Changing business models as a publicly traded company is impossible in practice. The old model dies faster than the new one kicks in and Wall Street runs away from the transition’s “earnings trough”. By buying the Washington Post, Bezos is afforded a privacy that the old public ownership structure doesn’t permit. (That’s exactly why Michael Dell wants to take his own company private, so he can perform surgery behind the curtains.)

Which leaves the new owner with his biggest challenge: Understanding and changing the culture at the old “paper” — which sounds harder and more expensive than a gastronome trying to become a restaurateur.

There will be blood.

This is no reflection on Bezos’ truly amazing diversity and depth of skills, but a sincere concern borne of Culture’s ability to devour anything that stands in its way, sometimes silently until it’s too late. As the saying goes, Culture Eats Strategy for Breakfast.

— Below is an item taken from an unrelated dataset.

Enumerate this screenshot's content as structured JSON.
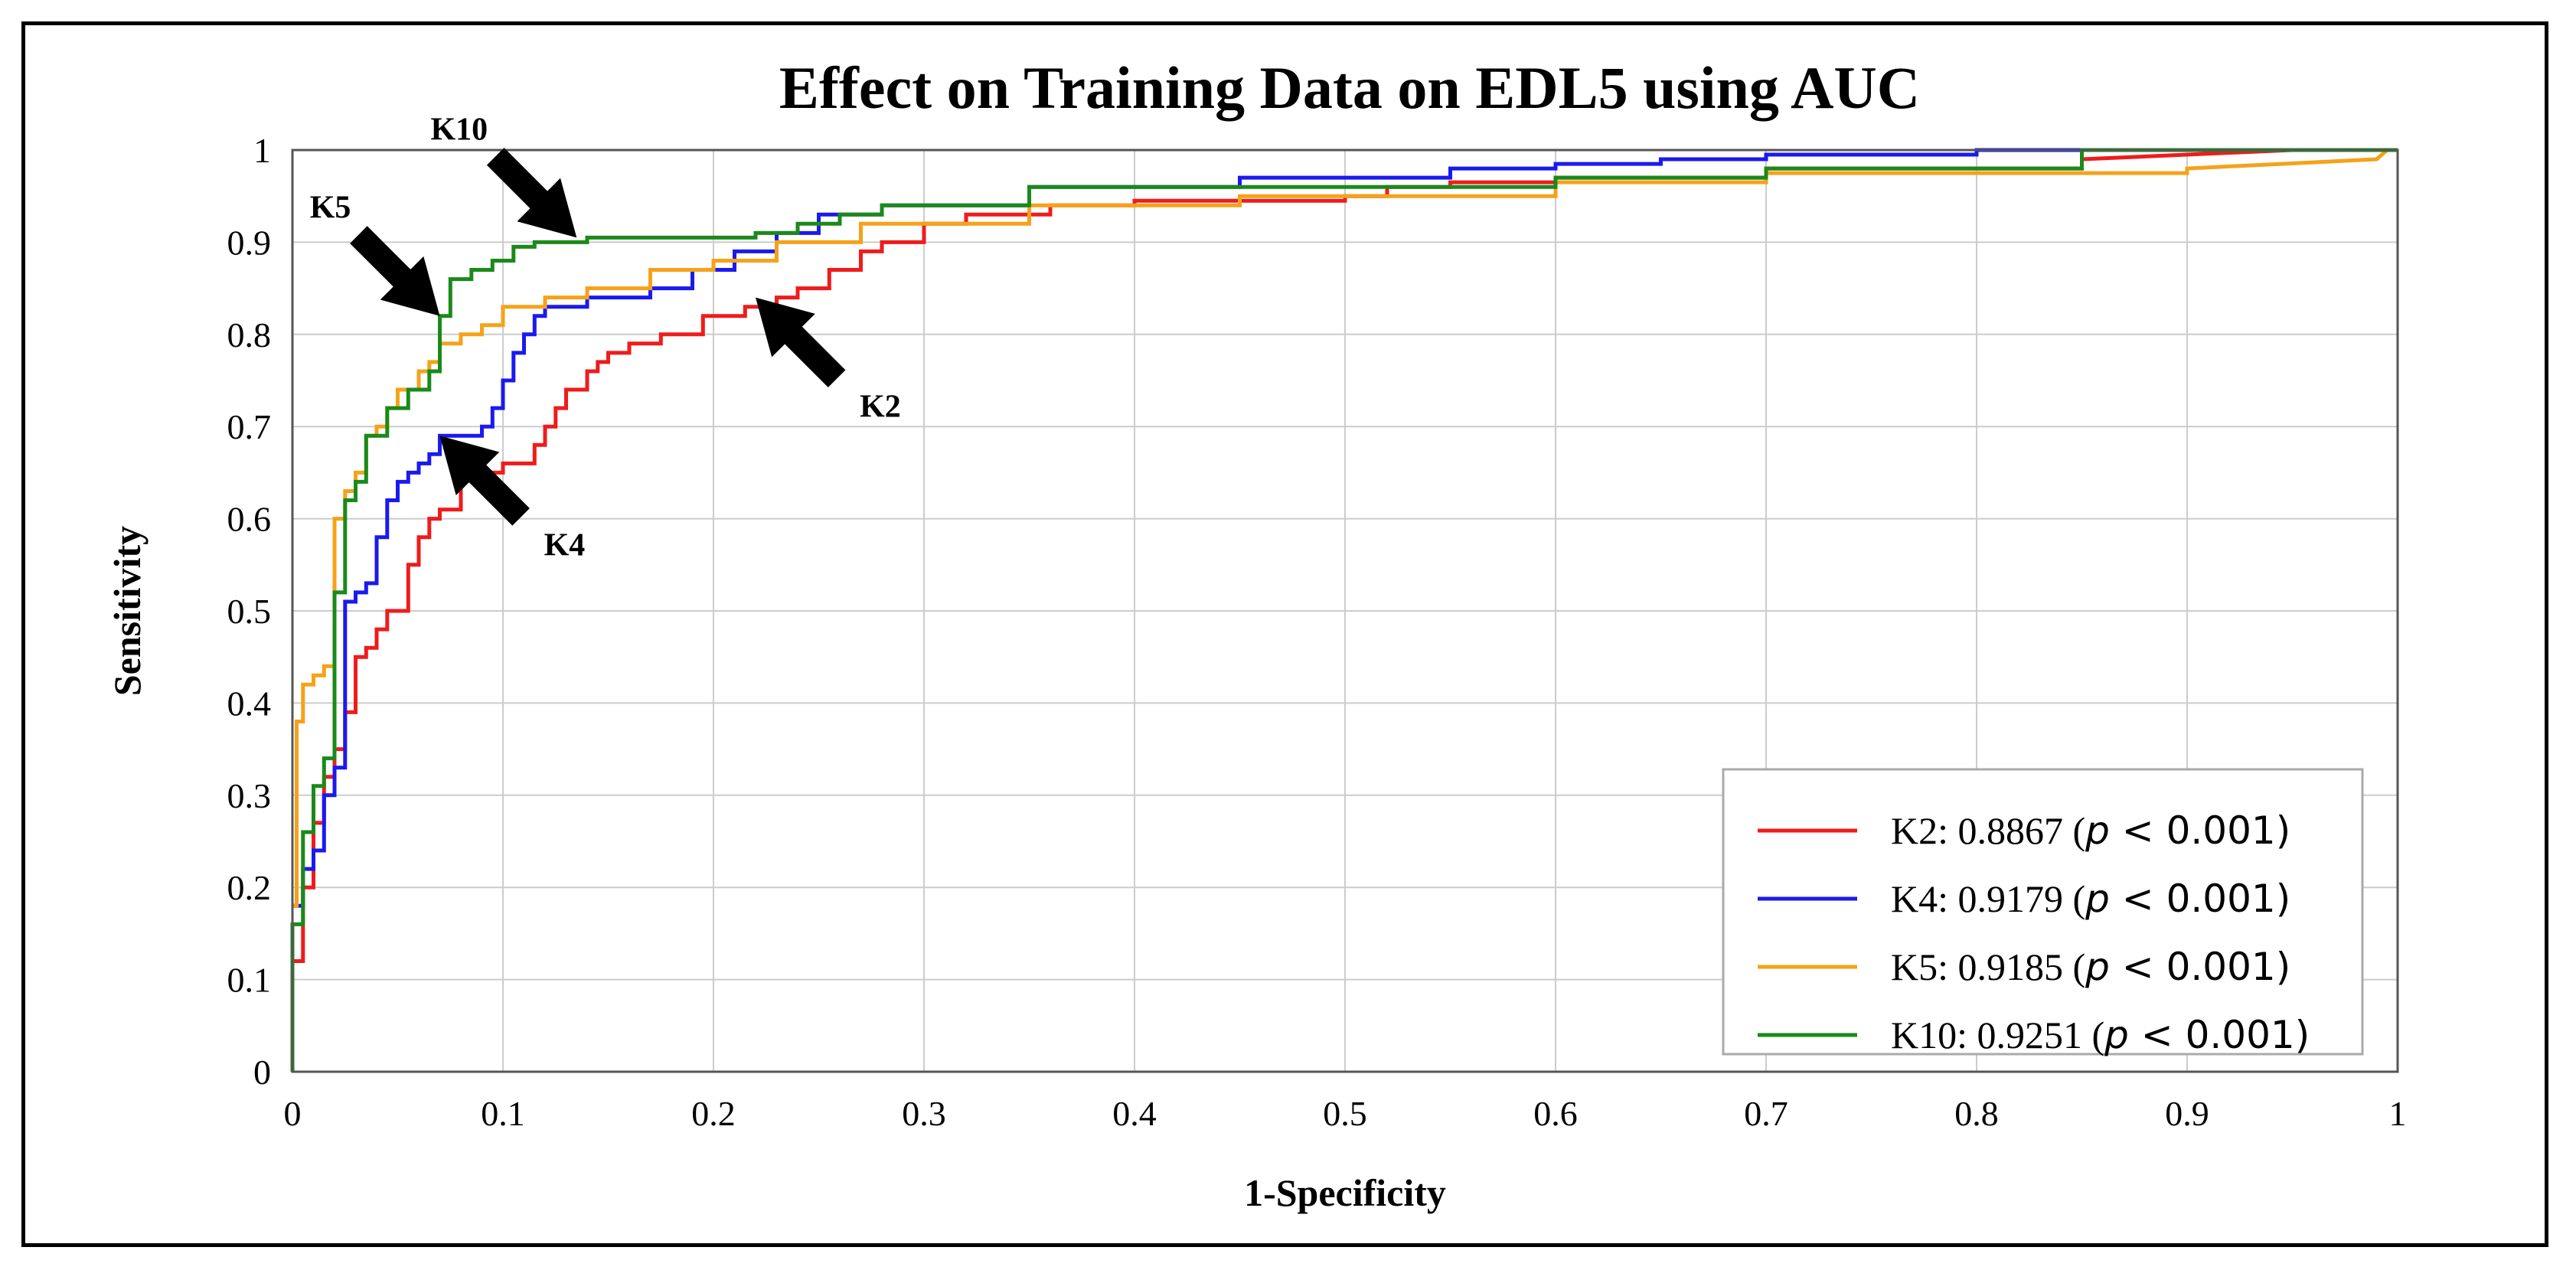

Of course, we have examples of people performing seemingly impossible feats. Steve Jobs’ Apple 2.0 comes to mind, a turnaround of monumental proportions to which Bezos’ Amazon achievements could be fairly compared. So, why couldn’t Bezos build a WaPo 2.0?

As Aaron Levie, the founding CEO of Box, tweeted last week:

“Industries are transformed by outsiders who think anything is possible, not insiders who think they already know what is impossible.”

One more thing, a thought I can’t suppress: Unlike Steve Jobs, who gained insight from his tribulations and then spread the benefits on the largest of scales, Bezos hasn’t been burned and tempered by failure.